End blasphemy law in Pakistan say campaigners

A programme of religious re-education is needed in Pakistan says the former Bishop of Rochester

The former Bishop of Rochester has led calls for a repeal of the Blasphemy law of Pakistan.

Under the law, section 295c of the country’s penal code, those accused of blaspheming against the Prophet Mohammed may be sentenced to death or life imprisonment. They are fined in addition.

“The law is sometimes used for a personal agenda that has nothing to do with blasphemy – eg an interest in a neighbour’s property” said Dr Michael Nazir-Ali, who last weekend stepped down as bishop of the Kent diocese of Rochester.

His comments follow a wave of violence in August in which eight Christians were burnt alive, and a further 20 attacked when a 3,000-strong Muslim mob attacked the Eastern town of Gojra. Two days earlier, on August 3rd, gangs in the nearby village of Korian set fire to more than 70 Christian homes and two Protestant churches. The attacks, condemned by religious leaders including Pope Benedict XVI and the Archbishop of Canterbury, were rated among the bloodiest in Pakistan’s history.

“I have always said this was a bad law,” said Dr Nazir-Ali. “Muslims who take their tradition seriously say that when the Prophet of Islam was insulted he forgave those who insulted them, so how can their be a law like this in his name?”

Nasir Saeed, the director of CLAAS (the Centre for Legal Aid and Resettlement) an advocacy centre that offers free legal aid to Christians persecuted on religious grounds, has written a letter in protest to the government of Pakistan.

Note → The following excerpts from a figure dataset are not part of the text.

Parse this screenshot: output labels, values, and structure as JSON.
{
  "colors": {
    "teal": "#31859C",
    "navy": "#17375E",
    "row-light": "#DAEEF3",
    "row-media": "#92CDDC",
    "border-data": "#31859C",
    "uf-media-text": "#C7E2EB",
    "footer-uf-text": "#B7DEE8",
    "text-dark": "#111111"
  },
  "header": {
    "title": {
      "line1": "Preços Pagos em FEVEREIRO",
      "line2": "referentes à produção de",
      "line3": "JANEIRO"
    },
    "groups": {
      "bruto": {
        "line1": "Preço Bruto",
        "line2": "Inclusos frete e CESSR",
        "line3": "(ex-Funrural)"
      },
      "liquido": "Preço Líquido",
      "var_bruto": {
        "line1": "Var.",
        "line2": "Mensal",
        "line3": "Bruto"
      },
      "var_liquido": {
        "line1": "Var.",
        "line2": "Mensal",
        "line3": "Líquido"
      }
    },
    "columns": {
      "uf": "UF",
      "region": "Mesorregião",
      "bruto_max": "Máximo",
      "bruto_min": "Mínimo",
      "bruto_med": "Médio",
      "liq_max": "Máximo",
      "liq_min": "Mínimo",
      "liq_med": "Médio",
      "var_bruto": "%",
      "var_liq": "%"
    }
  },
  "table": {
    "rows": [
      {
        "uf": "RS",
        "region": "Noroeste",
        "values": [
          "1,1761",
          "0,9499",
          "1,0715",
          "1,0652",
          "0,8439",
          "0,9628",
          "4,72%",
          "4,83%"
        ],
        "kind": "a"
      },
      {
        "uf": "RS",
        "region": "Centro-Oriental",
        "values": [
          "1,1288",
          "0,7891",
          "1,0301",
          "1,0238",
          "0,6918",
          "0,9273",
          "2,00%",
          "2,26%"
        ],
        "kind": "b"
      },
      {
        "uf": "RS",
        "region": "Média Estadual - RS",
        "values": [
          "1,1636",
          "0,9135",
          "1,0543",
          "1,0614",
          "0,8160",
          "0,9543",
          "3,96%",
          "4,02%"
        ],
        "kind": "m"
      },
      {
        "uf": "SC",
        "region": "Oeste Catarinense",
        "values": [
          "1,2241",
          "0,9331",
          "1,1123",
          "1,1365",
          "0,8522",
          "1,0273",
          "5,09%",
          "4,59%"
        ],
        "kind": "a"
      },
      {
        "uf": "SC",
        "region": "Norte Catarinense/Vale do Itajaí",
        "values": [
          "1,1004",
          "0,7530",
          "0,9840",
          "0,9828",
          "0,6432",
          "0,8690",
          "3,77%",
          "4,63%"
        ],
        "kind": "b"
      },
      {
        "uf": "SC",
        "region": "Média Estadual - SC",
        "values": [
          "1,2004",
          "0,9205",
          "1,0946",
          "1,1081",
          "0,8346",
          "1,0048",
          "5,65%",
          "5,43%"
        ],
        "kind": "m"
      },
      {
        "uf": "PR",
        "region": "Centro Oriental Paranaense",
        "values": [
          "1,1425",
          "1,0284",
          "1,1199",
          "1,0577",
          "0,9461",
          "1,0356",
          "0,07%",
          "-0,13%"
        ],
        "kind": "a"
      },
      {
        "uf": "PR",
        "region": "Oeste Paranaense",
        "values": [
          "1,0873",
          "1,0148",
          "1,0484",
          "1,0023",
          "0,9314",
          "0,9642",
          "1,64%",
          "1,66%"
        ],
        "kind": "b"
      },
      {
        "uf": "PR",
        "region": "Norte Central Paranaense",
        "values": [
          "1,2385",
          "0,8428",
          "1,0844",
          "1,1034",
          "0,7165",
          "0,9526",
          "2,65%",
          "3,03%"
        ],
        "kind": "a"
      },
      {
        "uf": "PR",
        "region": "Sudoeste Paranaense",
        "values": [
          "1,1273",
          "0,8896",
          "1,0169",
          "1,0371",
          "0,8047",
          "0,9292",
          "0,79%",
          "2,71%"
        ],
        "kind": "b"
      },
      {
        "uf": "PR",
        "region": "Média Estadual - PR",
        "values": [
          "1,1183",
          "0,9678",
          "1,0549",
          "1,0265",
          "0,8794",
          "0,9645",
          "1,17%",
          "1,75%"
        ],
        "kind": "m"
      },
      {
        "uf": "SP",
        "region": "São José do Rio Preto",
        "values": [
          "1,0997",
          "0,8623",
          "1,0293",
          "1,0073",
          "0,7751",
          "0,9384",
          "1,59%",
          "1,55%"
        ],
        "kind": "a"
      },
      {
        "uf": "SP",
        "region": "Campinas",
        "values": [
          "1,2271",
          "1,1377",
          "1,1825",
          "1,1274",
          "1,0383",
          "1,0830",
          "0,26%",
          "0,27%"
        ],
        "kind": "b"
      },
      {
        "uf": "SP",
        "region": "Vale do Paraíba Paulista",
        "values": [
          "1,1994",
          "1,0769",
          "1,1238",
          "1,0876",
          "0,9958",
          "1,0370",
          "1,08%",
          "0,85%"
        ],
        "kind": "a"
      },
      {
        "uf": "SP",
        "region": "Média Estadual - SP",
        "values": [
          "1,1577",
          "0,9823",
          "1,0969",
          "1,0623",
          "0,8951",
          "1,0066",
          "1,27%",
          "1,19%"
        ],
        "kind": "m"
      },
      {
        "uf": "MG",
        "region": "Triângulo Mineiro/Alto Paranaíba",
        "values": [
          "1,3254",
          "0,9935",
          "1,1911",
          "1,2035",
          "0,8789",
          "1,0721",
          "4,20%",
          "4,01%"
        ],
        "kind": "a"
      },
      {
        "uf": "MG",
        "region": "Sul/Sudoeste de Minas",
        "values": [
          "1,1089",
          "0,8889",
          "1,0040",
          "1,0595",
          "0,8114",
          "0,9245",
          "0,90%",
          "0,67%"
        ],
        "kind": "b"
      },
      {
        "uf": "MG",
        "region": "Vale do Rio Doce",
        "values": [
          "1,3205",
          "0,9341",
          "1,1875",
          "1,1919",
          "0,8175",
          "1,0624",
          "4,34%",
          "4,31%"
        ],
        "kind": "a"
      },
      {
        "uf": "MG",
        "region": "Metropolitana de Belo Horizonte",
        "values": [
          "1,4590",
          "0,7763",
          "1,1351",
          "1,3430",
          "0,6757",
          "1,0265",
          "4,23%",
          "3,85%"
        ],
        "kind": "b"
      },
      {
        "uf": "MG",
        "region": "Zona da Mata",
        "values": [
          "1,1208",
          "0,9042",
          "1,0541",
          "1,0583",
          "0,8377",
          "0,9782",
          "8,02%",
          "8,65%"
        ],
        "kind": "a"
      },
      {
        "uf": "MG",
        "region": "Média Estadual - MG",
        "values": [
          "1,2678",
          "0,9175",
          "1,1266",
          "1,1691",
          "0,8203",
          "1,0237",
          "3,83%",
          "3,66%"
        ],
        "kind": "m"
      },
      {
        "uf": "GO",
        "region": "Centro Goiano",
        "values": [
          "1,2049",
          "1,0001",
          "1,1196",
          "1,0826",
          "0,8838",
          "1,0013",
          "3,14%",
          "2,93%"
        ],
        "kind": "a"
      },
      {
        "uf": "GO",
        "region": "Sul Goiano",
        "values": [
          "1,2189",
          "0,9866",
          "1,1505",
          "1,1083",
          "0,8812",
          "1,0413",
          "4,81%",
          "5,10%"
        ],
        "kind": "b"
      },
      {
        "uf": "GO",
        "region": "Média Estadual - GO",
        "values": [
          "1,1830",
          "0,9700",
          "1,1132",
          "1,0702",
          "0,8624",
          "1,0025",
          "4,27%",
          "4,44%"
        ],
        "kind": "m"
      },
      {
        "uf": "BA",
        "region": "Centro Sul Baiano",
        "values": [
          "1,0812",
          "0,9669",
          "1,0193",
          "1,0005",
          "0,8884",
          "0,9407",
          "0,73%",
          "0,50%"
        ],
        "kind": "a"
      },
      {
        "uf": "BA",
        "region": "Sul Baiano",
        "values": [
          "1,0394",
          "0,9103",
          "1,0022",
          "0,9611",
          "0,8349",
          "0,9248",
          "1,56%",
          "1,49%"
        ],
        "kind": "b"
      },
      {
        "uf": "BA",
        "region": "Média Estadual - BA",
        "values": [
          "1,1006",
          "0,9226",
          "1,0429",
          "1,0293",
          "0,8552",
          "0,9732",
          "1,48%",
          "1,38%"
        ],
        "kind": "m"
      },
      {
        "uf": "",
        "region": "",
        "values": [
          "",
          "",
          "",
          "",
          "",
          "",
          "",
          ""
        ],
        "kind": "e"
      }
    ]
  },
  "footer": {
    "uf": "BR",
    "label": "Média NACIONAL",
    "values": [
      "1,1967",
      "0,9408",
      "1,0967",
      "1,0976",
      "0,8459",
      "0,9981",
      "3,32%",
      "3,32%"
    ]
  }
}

“We strongly believe that persecution against Christians is at a very critical point,” he says. “We are deeply concerned.”

On tuesday, Fanish Masih, a 19-year-old Christian, charged with breaking the Blasphemy law was found dead, after hanging in his prison cell in Sialkot.

Reports from Pakistan, adds Mr Saeed, suggest that Masih was murdered and had been tortured beforehand.

“Reliable sources told us that he had multiple fractures, a scar on his forehead, cuts on his wrist, scars on his legs and of course scars on his neck resulting from strangulation.”

He said: “Several Christians have been killed in detention over the past few years especially those allegedly charged of blasphemy. Yet so far, nobody has been charged with their murders.”

Mr Saeed claimed that tension for local Christians had risen dramatically following the August violence. “Many families have fled the area. Segregation against Christians is on the rise as many have been dismissed by their Muslim employers on the ground of their religion. Some Christian students have been forced to change schools. The tension is incredibly high and the situation is far from returning to normal.”

The War on terror, he added in an interview with The Times, was an aggravating factor. He said that local Muslims may have been supplied with weapons by members of Al Qaeda who have been pushed out of the North West Frontier, and that local Christians are often associated with the West, and the presence of American or British troops in Afghanistan.

However, Dr Nazir-Ali said that many “moderate Muslims” such as Pakistan’s president and prime minister were “as outraged as we are” by the violence. He said: “At heart this is not a Muslim-Christian question but one of addressing attacks on unarmed people by heavily armed groups.

Dr Nazir-Ali said that in Pakistan a vast programme of re-education was needed: “The wider agenda is the provision of Religious Education on the syllabus in schools and the reform of the Madrassahs. All these things need to go hand in hand.”

The violence, he added, was a recent development: “For a long time Christians and Muslims have lived together. It is only in the past 25 – 30 years that the process of radicalisation has become ingrained and people have been incited to accuse their neighbours of blasphemy.”

Dr Nazir-Ali, who will be campaigning on behalf of persecuted Christians in Asia and Africa through the Oxford Centre for Training, Research, Advocacy and Dialogue, urged the public to keep up pressure for a change on the Pakistan Government: Questions whether present government will deliver its dispositions. That is why the pressure needs to be kept up.”